|1a) bālī ṭalbeyye tēk // ḏēd yḳawder w-yehmūm // we-hdeʾ leḳā ṣfēʾ||Lord, I ask you // He who is able and capable [of performing any deed] // and makes [the weather] calm and clear|
|2a) w-neṣwōl men amweǧ // wet neǧǧem līn lbūd // b-śōn ḏ-habzēʾ||Taking away the turbulent seas // when the rain-stars are triggered for us // with a sea-storm on the East Wind.|
|1b) ġayber hes tenḳawf // be-źhīr ḏ-ābrōt // tedḫīḫen hayyerēm||Unexpected news, you load up // on the back of pack-animals // and travel down the roads|
|2b) etteh ṣrōme ḥawṣawl // be-mdīnet aḥnōb // hel kesb we-ġlē [*krēm]||Until arriving just now // at the large town // where there is profit and gain [*generosity]|
|1c) ġayber śettel ke-nbēʾ // we-śnēǧ ḏ-heh ādīd // rōkeb we-ǧzē ḥmūl||The guests packed up and went with the news // people of dear relations // the traveller has brought [his] kin|
|2c) w-lyēh mṯemmənīn // yźayṭem erǧəḥāt // we-ḥmul l-boh myūl||To those who are precious // and take the grosser weight // that tips the scales to this very place.|
Group (a), the family of the bride, welcomes the guests with a couplet signifying their hope that the journey was an easy one. The poet, Sādayn Kalšāt, beseeches God (bālī) to quiet the waves during the summer monsoon season (ḫarf). Ṣaḳr is a fishing village and the ocean is closed to traffic during the monsoon months due to strong winds, powerful currents, and ripping tides. Knowing the time of the season is critical for the fishermen of al-Mahra because the ocean can go from placid to deadly in a single day during the transitional periods and stay that way for months. Each month is broken into a period of twelve days, and each period has its corresponding constellation (neǧǧem). The sea storms (śōn) come when the rain constellations are “struck” or “triggered” (lbūd). When the storms do come, they arrive on the East Wind (ezyīb), which is perhaps rendered here with metathesis and the archaic definite article as habzēʾ.

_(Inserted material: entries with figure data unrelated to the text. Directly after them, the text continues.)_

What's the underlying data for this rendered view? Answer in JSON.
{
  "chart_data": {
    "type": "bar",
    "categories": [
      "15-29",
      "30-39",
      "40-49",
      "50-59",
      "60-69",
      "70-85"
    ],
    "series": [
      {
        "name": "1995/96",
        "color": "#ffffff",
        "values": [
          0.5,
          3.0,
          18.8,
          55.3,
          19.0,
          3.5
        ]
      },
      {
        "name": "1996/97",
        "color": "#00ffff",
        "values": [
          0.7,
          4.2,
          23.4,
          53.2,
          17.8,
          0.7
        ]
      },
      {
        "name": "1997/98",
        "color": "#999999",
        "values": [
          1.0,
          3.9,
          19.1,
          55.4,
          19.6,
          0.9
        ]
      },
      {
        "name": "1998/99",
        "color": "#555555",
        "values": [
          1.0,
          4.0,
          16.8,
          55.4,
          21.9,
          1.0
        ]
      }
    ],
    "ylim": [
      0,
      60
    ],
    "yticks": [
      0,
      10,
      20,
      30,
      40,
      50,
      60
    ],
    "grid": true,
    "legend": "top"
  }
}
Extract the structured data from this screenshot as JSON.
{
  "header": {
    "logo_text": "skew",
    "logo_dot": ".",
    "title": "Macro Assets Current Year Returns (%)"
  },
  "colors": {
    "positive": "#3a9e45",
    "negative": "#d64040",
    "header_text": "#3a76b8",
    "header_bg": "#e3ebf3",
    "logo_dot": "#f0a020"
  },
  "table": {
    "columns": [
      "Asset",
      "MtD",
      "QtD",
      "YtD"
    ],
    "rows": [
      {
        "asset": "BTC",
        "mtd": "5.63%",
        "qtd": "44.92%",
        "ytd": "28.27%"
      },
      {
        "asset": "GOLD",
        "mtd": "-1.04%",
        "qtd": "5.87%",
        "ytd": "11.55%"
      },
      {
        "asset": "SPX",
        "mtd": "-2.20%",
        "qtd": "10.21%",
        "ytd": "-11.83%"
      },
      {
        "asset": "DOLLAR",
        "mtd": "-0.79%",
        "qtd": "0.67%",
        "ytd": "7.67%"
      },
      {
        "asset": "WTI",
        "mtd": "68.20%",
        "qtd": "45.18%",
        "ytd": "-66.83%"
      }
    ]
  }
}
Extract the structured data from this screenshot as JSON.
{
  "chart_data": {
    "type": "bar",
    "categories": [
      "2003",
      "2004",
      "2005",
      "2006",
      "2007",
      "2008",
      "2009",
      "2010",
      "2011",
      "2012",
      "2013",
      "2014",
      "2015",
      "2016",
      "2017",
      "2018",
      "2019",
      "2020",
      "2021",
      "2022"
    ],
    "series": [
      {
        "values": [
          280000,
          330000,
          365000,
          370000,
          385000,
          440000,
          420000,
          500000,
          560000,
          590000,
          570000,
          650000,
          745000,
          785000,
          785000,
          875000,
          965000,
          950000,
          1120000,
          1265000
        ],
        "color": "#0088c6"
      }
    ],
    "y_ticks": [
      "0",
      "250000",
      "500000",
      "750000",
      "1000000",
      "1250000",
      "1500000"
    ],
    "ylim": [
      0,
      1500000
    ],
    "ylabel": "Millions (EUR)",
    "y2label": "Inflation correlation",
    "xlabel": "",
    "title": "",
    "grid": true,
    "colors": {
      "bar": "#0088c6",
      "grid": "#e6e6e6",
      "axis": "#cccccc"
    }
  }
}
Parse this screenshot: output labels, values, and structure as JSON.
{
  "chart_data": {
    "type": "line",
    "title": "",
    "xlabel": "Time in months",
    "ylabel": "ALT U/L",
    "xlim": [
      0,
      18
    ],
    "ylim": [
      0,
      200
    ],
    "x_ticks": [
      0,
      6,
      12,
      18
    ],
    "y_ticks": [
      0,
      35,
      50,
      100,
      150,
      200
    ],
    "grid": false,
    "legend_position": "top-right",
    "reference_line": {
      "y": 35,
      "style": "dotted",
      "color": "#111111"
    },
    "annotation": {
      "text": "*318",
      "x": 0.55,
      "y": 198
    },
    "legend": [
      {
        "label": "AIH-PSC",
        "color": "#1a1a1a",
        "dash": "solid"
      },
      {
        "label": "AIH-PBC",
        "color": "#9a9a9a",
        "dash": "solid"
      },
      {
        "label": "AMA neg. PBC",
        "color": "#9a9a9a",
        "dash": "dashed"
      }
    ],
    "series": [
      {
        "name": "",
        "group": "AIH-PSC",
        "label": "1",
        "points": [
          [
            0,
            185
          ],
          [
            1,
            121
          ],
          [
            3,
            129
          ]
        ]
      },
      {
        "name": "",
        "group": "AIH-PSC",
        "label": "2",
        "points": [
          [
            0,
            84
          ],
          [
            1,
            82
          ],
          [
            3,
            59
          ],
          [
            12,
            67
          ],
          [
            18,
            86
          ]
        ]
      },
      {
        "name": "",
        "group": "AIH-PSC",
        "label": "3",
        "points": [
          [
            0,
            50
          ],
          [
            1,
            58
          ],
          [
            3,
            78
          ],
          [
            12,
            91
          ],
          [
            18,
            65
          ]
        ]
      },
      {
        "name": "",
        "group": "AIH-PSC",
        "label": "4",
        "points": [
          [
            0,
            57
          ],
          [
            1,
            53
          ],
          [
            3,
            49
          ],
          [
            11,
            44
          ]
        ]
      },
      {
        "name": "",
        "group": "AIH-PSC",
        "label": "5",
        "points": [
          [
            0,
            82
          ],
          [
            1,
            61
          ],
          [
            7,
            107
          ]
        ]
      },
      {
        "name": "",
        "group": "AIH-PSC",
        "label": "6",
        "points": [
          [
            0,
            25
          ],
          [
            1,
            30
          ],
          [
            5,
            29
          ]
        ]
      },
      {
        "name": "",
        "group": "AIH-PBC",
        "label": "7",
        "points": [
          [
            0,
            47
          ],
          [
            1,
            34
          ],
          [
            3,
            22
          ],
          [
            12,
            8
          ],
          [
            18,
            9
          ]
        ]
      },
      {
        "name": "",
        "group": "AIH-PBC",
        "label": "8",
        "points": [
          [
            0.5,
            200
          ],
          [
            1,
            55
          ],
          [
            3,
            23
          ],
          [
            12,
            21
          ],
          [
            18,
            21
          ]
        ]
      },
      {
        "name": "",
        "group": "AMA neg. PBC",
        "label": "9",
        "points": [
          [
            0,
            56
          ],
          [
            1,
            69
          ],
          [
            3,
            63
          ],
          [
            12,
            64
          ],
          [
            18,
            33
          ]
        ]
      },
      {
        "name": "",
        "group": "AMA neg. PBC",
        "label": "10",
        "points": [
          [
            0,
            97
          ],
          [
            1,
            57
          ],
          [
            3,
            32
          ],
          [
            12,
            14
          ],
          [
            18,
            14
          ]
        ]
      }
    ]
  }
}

The poet of Group (b), the family of the groom, playfully describes their journey as a type of business trip. Thus, the family of the groom loaded up their beasts of burden and set out as soon as they heard the good news. Ṣaḳr is a small village, so describing it as mdīnet aḥnōb (“a big city”) is probably tongue in cheek, but not kesb we-ġlē [or krēm] (“profit and gain”), which points to both the value of the bride-to-be and also the hosts’ generosity. This couplet can also be understood as a description of the groom who has loaded his camel with merchandise to trade with “the people of the city” (Ṣaḳr) for a profit (his bride). Thus, the groom is depicted as a young man of means and ambition who is willing to take a journey for substantial gain.
In a similar vein, the guests of Group (c) emphasize their kinship to the parties involved; śnēǧ ḏ-heh ādīd and ǧzē are two phrases that signify the closeness of their mutual blood ties. Building on the imagery from the previous couplet, the poet of Group (c) uses the language of the marketplace. Their hosts are thus “precious” (mṯemmənīn), and the poet’s regard is like a scale on which their friendship to the hosts has taken “the grosser weight” (yźayṭem erǧəḥāt). The implication here is that the hosts ought to requite the high opinion held of them by both Groups (b) and (c) in the form of a lunch of rice and meat. In short, this exchange has the hallmarks of friendly banter between close friends and family: humorous, affectionate, and slightly badgering.